In Django 1.6, the features listed below were declared deprecated, and they will be eliminated in Django 1.8. They are documented to make the switch to the new transaction management APIs easier.

• The following functions provided a mechanism to manage transactions on a per-function or per-code-block basis and were specified in django.db.transaction. They accepted a using parameter, just like atomic, and may be used as decorators or context_managers().

  • autocommit(): Activate Django's default autocommit functionality. Any time you use a function that writes to the database, such as model.save() or model.delete(), a transaction will be committed.
  • commit_on_success(): For all work completed in a function, use a single transaction. Django will immediately commit all work done within the function if it succeeds in returning. But Django will reverse the transaction if the function throws an exception.
  • commit_manually(): Django informs you that you will be handling the transaction by yourself. You must explicitly commit() or rollback() when working with the database, whether you are writing or just reading data, or Django will throw a TransactionManagementError exception. Because SELECT statements may call functions that modify tables, it is impossible to know if any data has been modified, so this is necessary when reading from the database.

• The three aforementioned functions all made use of a concept known as "transaction states." Although it was discontinued in Django 1.6, this technique is still usable up until Django 1.8. Django initiates and starts in auto mode. Autocommit() enables auto mode, while TransactionMiddleware, commit_on_success(), and commit_manually() activate the managed mode. Inside, Django maintains a stack of states so that there must be a balance between activations and deactivations.

• TransactionMiddleware is no longer supported in Django 1.6 and has been replaced with ATOMIC_REQUESTS.

  • There are two variances despite the general behavior remaining the same. The former API allowed users to change between autocommit and explicit committing at any point inside a view. This is not permitted any longer since ATOMIC_REQUESTS depends on atomic(), which ensures atomicity. It is still possible to avoid encapsulating a complete view in a transaction at the top level, though. Instead of using autocommit(), adorn the view with non atomic_requests() to achieve this.
  • In addition to view functions, the transaction middleware also applied to middleware modules that came after it. For instance, session creation was a part of the transaction if the session middleware was invoked after the transaction middleware. Only the view itself is covered by ATOMIC_REQUESTS.

In Django 1.6 and later versions, the way transactions are handled has been improved and changed in several ways. Some of the key changes and differences from earlier versions include:

• Support for nested transactions and savepoints, which allows for more flexible and granular control over transaction logic.
• Improved performance, thanks to the ability to break up transactions into smaller units and control when they are committed.
• Better support for different databases, with more consistent behavior across different database engines.
• The ability to manually control transactions using the atomic decorator or context manager, allowing developers to easily wrap blocks of code in transactions.
• The introduction of the on_commit hook, which allows for the execution of code after a transaction has been committed.
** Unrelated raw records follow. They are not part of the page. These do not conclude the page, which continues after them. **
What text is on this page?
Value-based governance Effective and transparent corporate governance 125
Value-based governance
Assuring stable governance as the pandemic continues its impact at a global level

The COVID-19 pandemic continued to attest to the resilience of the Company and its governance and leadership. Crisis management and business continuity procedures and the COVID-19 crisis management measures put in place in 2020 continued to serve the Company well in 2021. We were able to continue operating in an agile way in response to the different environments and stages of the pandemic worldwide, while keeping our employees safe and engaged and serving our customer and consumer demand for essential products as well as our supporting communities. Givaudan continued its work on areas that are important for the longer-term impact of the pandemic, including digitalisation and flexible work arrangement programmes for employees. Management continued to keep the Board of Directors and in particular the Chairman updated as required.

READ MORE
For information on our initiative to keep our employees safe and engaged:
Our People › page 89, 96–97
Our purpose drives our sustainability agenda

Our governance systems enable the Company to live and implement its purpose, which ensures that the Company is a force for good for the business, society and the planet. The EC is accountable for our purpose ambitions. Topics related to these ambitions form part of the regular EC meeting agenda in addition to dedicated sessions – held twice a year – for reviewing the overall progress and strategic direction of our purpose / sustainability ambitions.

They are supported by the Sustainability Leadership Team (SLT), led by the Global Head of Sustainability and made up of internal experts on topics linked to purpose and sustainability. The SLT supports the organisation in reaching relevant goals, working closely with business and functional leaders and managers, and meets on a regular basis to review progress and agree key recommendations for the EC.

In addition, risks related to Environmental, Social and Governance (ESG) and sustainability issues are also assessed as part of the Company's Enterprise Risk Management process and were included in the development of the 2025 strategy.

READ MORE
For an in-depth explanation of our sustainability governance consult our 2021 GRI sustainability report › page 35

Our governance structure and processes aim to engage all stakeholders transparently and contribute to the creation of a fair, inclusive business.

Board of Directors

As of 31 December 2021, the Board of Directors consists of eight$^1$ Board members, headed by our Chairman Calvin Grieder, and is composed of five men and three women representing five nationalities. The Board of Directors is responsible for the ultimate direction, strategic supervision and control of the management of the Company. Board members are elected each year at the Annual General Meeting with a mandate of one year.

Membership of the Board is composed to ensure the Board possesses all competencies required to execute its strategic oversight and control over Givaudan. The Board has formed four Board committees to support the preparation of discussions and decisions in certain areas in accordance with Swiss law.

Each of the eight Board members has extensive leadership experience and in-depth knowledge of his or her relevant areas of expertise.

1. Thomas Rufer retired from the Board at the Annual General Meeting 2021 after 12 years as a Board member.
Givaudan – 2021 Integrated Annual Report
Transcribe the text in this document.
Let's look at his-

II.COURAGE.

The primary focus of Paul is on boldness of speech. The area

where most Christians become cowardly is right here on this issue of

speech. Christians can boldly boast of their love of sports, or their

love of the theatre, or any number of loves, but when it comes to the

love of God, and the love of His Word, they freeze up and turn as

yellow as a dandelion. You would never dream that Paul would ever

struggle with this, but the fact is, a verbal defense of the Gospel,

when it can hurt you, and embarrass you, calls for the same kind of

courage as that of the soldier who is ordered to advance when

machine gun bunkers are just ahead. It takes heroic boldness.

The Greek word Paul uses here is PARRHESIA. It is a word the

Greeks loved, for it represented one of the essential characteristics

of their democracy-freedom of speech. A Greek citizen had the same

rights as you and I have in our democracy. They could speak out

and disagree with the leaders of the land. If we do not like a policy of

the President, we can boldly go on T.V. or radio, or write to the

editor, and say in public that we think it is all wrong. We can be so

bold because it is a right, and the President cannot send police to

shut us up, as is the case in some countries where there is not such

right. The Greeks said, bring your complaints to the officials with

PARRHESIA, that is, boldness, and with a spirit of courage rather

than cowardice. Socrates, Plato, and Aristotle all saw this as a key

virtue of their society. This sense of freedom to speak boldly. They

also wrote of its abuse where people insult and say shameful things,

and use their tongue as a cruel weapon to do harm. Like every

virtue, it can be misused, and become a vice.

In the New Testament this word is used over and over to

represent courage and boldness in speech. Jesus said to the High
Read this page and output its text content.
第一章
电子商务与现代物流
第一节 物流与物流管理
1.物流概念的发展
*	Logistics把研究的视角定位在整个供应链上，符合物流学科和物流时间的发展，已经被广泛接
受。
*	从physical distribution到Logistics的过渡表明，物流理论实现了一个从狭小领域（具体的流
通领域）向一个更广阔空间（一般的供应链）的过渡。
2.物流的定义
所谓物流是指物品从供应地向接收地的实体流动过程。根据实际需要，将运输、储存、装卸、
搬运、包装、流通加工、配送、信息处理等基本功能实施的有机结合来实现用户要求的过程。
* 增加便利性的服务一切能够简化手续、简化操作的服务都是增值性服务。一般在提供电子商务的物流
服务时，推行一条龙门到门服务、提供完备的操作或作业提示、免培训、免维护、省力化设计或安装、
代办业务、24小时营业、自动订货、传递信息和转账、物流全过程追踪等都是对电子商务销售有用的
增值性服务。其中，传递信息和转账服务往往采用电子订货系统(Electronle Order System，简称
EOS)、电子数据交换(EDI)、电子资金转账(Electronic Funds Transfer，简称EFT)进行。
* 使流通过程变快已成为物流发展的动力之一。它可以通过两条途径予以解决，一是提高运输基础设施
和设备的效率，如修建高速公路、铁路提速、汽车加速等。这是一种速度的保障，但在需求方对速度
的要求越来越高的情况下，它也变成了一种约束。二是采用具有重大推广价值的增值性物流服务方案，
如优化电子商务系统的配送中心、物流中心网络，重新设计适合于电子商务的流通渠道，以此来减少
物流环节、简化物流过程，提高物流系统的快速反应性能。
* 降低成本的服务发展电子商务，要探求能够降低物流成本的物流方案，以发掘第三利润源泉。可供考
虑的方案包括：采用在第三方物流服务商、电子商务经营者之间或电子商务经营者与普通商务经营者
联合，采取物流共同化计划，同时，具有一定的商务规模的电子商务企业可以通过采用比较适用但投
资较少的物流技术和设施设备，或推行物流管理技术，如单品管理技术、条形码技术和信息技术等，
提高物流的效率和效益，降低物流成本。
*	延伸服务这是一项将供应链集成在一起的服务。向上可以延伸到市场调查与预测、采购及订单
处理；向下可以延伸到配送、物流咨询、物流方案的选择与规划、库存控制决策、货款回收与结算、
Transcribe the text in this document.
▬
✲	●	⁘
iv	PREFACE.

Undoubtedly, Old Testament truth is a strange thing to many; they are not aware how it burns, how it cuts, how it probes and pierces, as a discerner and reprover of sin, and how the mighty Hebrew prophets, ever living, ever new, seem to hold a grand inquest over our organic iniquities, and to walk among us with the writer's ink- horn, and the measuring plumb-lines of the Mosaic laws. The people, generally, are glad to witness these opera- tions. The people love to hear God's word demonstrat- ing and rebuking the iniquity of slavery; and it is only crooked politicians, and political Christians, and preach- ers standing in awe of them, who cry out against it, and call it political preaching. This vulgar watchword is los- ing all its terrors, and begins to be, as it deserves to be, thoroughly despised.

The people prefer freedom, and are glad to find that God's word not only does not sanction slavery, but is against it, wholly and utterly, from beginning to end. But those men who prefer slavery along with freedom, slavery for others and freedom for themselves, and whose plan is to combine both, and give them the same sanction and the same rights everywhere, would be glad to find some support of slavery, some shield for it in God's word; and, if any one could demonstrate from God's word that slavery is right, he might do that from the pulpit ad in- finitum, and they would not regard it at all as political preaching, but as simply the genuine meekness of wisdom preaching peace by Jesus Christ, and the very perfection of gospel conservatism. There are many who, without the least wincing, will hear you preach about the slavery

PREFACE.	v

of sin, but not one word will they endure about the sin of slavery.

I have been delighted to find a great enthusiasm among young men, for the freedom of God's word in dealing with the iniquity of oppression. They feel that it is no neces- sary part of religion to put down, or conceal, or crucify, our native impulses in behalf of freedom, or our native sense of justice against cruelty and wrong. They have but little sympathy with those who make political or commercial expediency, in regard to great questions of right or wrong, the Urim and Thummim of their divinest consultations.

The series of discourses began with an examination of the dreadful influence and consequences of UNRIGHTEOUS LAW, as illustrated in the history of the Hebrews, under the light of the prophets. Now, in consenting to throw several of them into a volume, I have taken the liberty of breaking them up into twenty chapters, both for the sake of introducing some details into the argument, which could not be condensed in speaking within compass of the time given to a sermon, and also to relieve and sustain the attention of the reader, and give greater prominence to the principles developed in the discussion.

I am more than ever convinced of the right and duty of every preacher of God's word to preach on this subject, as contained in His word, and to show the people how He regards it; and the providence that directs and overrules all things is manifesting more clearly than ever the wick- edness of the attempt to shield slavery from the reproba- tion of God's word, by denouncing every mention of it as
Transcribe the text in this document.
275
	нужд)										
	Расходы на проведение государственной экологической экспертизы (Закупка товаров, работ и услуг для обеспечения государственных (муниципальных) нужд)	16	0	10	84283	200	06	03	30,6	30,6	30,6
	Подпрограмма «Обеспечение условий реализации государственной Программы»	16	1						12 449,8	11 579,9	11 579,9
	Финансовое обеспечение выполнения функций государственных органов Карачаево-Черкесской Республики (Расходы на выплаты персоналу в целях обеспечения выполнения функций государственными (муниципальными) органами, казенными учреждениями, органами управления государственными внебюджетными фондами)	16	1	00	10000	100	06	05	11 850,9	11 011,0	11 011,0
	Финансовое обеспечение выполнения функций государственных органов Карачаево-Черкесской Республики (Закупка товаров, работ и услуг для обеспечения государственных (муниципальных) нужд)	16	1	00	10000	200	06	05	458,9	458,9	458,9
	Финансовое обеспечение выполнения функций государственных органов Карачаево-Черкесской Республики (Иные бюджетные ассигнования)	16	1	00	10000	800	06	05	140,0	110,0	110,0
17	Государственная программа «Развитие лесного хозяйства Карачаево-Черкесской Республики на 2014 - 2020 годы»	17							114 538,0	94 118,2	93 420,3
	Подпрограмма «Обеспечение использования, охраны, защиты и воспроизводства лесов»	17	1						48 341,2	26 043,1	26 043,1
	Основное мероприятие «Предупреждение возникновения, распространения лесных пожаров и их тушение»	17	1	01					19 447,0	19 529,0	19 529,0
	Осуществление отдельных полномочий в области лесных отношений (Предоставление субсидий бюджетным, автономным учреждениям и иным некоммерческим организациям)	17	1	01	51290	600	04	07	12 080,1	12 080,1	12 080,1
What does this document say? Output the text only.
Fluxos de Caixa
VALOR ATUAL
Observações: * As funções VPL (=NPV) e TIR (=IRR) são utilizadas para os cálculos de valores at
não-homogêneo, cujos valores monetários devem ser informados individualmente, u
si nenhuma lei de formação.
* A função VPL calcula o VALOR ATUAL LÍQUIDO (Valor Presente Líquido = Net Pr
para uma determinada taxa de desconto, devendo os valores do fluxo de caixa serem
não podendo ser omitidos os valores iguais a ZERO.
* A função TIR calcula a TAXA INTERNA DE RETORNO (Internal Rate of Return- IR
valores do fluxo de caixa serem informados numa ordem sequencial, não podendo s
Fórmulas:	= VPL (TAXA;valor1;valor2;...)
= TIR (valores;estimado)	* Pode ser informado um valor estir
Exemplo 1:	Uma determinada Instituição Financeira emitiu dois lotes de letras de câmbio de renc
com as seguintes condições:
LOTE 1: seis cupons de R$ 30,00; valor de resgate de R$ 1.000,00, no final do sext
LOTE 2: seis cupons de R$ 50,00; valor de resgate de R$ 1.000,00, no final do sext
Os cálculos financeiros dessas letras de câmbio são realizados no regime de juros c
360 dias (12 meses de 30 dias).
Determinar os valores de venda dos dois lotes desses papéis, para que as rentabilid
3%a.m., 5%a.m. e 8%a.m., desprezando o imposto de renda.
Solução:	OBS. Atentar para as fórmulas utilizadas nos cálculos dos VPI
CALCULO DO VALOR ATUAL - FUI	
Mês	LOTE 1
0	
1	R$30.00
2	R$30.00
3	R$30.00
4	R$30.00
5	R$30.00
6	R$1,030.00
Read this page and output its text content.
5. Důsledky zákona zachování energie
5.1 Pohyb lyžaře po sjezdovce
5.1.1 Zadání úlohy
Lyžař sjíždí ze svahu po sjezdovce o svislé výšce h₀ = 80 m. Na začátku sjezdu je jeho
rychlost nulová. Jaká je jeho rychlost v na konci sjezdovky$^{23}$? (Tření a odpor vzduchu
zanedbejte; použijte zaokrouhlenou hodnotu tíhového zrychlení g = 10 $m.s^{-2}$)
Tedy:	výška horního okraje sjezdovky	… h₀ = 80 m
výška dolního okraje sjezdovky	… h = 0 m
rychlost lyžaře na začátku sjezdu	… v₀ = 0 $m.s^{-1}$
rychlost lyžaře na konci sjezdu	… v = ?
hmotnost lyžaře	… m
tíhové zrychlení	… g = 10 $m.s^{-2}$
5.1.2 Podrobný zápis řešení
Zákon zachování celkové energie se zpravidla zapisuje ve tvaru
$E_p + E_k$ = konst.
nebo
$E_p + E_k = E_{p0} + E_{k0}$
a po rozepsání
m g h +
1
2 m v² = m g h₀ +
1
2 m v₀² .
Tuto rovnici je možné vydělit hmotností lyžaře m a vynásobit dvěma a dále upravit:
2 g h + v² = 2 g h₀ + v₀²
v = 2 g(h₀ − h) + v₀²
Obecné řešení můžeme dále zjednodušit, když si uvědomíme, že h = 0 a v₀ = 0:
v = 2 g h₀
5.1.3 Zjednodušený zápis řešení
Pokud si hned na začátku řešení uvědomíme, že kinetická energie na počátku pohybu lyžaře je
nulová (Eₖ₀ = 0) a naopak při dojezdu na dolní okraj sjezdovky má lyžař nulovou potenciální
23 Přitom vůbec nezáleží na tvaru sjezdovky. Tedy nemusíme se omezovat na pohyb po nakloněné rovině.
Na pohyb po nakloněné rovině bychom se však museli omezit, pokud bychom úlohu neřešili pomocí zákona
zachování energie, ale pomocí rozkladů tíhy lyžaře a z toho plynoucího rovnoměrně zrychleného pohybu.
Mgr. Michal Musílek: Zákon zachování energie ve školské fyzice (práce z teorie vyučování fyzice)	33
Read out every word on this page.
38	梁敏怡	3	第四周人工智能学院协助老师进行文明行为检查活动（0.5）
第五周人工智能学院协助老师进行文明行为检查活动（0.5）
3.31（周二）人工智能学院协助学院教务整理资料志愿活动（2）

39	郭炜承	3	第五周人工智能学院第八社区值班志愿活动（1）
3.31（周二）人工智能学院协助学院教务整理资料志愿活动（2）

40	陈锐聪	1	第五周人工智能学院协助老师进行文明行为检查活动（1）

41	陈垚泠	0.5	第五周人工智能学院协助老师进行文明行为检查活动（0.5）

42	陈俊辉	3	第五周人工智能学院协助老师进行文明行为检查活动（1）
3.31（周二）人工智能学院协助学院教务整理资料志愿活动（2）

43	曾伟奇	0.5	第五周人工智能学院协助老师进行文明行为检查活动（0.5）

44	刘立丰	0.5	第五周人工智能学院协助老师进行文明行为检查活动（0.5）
Overall, these changes have made transactions in Django more powerful, flexible, and easier to work with.

Disadvantages with Transactions Before Django 1.6

• All database operations were wrapped in a single, global transaction, which could lead to performance issues and make it difficult to manage complex transaction logic.
• Lack of support for nested transactions and savepoints made it difficult to implement certain types of functionality, such as rollbacks or partial saves.
• Overall, the transaction handling in earlier versions of Django was limited and inflexible.

Autocommit

Each SQL query in the SQL standards initiates a transaction unless one is already underway. Then, these transactions need to be expressly committed or undone. It's not always practical for application developers to do this. The majority of databases have an autocommit mode to help with this issue. Each SQL query is wrapped in its transaction when auto-commit is enabled and there isn't any other transaction in progress. In other words, depending on whether the query was successful, each of these queries not only initiates a transaction but also automatically commits or rolls back the transaction. In Django, the autocommit option determines whether or not database operations are automatically committed. By default, autocommit is set to True, which means that any database operations that are performed outside of a transaction will be automatically committed to the database.

However, in some cases, it may be necessary to disable autocommit and explicitly manage transactions using the atomic decorator or context manager. This allows for more granular control over when database changes are committed and can be useful for implementing complex transaction logic or handling rollbacks.

To disable autocommit in Django, you can set the AUTOCOMMIT option in your database settings to False. This will prevent any database operations from being automatically committed and will require you to use the atomic decorator or context manager to explicitly manage transactions.

If you set the AUTOCOMMIT option to True, all data-altering operations (such as Create, Update, and Delete) will run in their transaction and, depending on the result, will either be automatically committed to the database if successful or rolled back if unsuccessful. Since it eliminates the need to explicitly mark actions as final and provides sensible behavior (i.e., if the data operation is successful, it is made final, if not, it is reverted], the AUTOCOMMIT=True setting meets the expectations of most applications.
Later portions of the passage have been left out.